Special case It may happen to be 2 steps (to find a real ring) in the best case: select $r_1, ..., r_5$ and it contains 1 ring. Now select $r_6, ..., r_{10}$ and it contains no ring $\rightarrow r_{11}$ is a real ring.

Answer 2

I believe the OP's various comments are all correct. Therefore I cannot claim any credit for this answer, but I'm just writing it out more fully for the record, so that others can scrutinize it better.

Necessity: 8 queries are not enough for a win, because: an adversary can answer "1" to any 8 queries, and still have multiple solutions available where no location is guaranteed to have a real ring.

Let $Q_j$ denote the number of real rings in the range $\{j, j+1, j+2, j+3, j+4\}.$ (Obviously all indexing are mod $11$.) After 8 queries, let $Q_a, Q_b, Q_c$ be the 3 queries not asked, where $a,b,c$ are all distinct.

After answering "1" to the 8 queries, the answers so far are consistent with these 3 scenarios:

• $Q_a = 0, Q_b=Q_c=1,$ the real rings are at locations $R_a = \{a-1, a+5\}$.

• $Q_b = 0, Q_a=Q_c=1,$ the real rings are at locations $R_b = \{b-1, b+5\}$.

• $Q_c = 0, Q_b=Q_a=1,$ the real rings are at locations $R_c = \{c-1, c+5\}$.
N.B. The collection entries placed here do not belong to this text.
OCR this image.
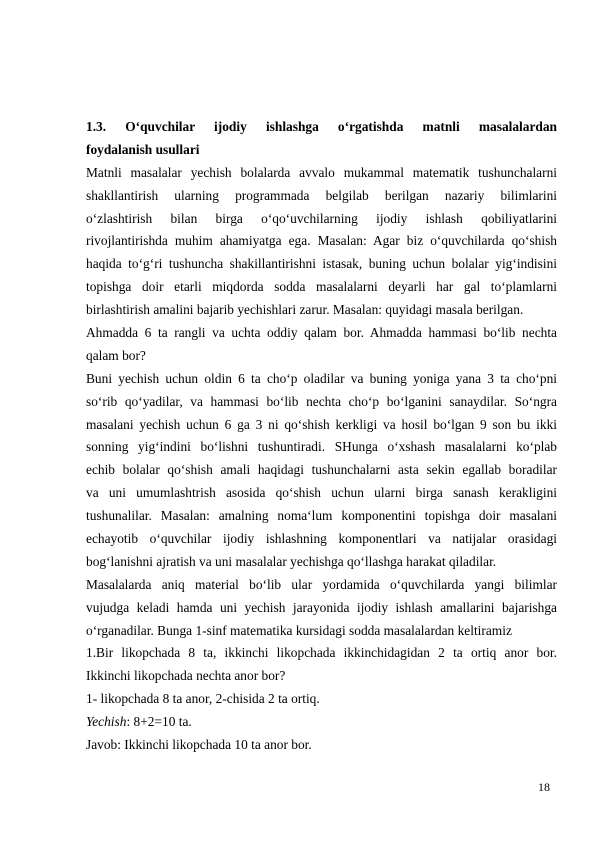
1.3. O‘quvchilar ijodiy ishlashga o‘rgatishda matnli masalalardan
foydalanish usullari
Matnli masalalar yechish bolalarda avvalo mukammal matematik tushunchalarni
shakllantirish ularning programmada belgilab berilgan nazariy bilimlarini
o‘zlashtirish bilan birga o‘qo‘uvchilarning ijodiy ishlash qobiliyatlarini
rivojlantirishda muhim ahamiyatga ega. Masalan: Agar biz o‘quvchilarda qo‘shish
haqida to‘g‘ri tushuncha shakillantirishni istasak, buning uchun bolalar yig‘indisini
topishga doir etarli miqdorda sodda masalalarni deyarli har gal to‘plamlarni
birlashtirish amalini bajarib yechishlari zarur. Masalan: quyidagi masala berilgan.
Ahmadda 6 ta rangli va uchta oddiy qalam bor. Ahmadda hammasi bo‘lib nechta
qalam bor?
Buni yechish uchun oldin 6 ta cho‘p oladilar va buning yoniga yana 3 ta cho‘pni
so‘rib qo‘yadilar, va hammasi bo‘lib nechta cho‘p bo‘lganini sanaydilar. So‘ngra
masalani yechish uchun 6 ga 3 ni qo‘shish kerkligi va hosil bo‘lgan 9 son bu ikki
sonning yig‘indini bo‘lishni tushuntiradi. SHunga o‘xshash masalalarni ko‘plab
echib bolalar qo‘shish amali haqidagi tushunchalarni asta sekin egallab boradilar
va uni umumlashtrish asosida qo‘shish uchun ularni birga sanash kerakligini
tushunalilar. Masalan: amalning noma‘lum komponentini topishga doir masalani
echayotib o‘quvchilar ijodiy ishlashning komponentlari va natijalar orasidagi
bog‘lanishni ajratish va uni masalalar yechishga qo‘llashga harakat qiladilar.
Masalalarda aniq material bo‘lib ular yordamida o‘quvchilarda yangi bilimlar
vujudga keladi hamda uni yechish jarayonida ijodiy ishlash amallarini bajarishga
o‘rganadilar. Bunga 1-sinf matematika kursidagi sodda masalalardan keltiramiz
1.Bir likopchada 8 ta, ikkinchi likopchada ikkinchidagidan 2 ta ortiq anor bor.
Ikkinchi likopchada nechta anor bor?
1- likopchada 8 ta anor, 2-chisida 2 ta ortiq.
Yechish: 8+2=10 ta.
Javob: Ikkinchi likopchada 10 ta anor bor.
18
The crucial observation is that $R_a \cap R_b \cap R_c = \emptyset.$ (Suppose on the contrary there is a common element, e.g. $x=a-1 = b+5 = c-1$, but this is impossible because $a\neq c$. Any "assignment" of the common $x$ to the $2^3$ choices result in a similar contradition.)

Because $R_a \cap R_b \cap R_c = \emptyset$, there is no location guaranteed to be a real ring. (To be even more explicit: any guessed location $x$ would satisfy $x \notin R_e$ for some $e \in \{a,b,c\}$, i.e. the adversary can claim $x$ is a fake ring by claiming that the real rings are at $R_e$.)

This proves that 8 queries are not enough for a win.

Sufficiency: Meanwhile, with a 9th query, we have only two unasked queries $Q_a, Q_b$ and, as the OP also pointed out, if we make sure $a+6=b$ (e.g. the unasked queries are $Q_1, Q_7$), then $a+5 \in R_a$ and $a+5 = b-1 \in R_b$ so that must be a real ring.

Therefore the optimal answer is 9.